Calculus – How to Prove $(1+\frac{1}{n})^{n+\frac{1}{2}}>e$ for All Positive Integers?

Question

It has already been proved that
$$
\left(1+\dfrac{1}{n}\right)^n<\mathrm{e}<\left(1+\dfrac{1}{n}\right)^{n+1}
$$
The problem is to prove that the geometric average between $\left(1+\dfrac{1}{n}\right)^n$ and $\left(1+\dfrac{1}{n}\right)^{n+1}$ is still bigger than $\mathrm{e}$:
$$
\left(1+\dfrac{1}{n}\right)^{n+\frac{1}{2}}>\mathrm{e}
$$
One possible approach is to prove that $\left(1+\frac{1}{n}\right)^{n+\frac{1}{2}}$ strictly declines with $n$. Then, consider the limit of $\left(1+\frac{1}{n}\right)^{n+\frac{1}{2}}(n\to\infty)$ equals to $e$. But how to prove it? I need help.

Answer 1

In comments, @BenjaminWang asked an interesting question :

"What is the maximum $f(n)$ such that $(1+\frac1n)^{n+f(n)}<e$"

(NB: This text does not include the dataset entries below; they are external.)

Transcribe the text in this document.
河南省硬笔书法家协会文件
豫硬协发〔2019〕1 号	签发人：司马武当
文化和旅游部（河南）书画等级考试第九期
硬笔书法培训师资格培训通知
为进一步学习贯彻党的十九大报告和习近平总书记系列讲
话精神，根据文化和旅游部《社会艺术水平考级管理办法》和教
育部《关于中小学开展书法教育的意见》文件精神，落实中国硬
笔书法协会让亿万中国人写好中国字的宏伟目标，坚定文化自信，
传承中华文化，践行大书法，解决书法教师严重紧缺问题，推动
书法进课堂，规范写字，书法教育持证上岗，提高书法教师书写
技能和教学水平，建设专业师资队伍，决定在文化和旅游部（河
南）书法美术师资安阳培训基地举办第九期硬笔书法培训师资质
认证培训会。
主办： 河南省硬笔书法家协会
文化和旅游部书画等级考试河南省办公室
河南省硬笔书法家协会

The equality is given by $$f(n)=\frac{1}{\log \left(1+\frac{1}{n}\right)}-n$$

Expanding as a series, $$f=\sum_{k=0}^\infty (-1)^k \,\frac {a_k}{b_k\,n^k}$$ where the $a_k$ and $b_k$ form sequences $A002206$ and $A002207$ in $OEIS$ (Gregory coefficients).

This gives as bounds

$$(1+\frac1n)^{n+f(n)}>e -\sum_{k=0}^{2p} (-1)^k \,\frac {a_k}{b_k\,n^k}=e\left(1-\frac{c_p}{n^{2p+2} }\right)$$

$$(1+\frac1n)^{n+f(n)}<e -\sum_{k=0}^{2p+1} (-1)^k \,\frac {a_k}{b_k\,n^k}=e\left(1+\frac{d_p}{n^{2p+3} }\right)$$ Moreover, coefficients $c_p$ and $d_p$ are not only small but also decreasing functions of $p$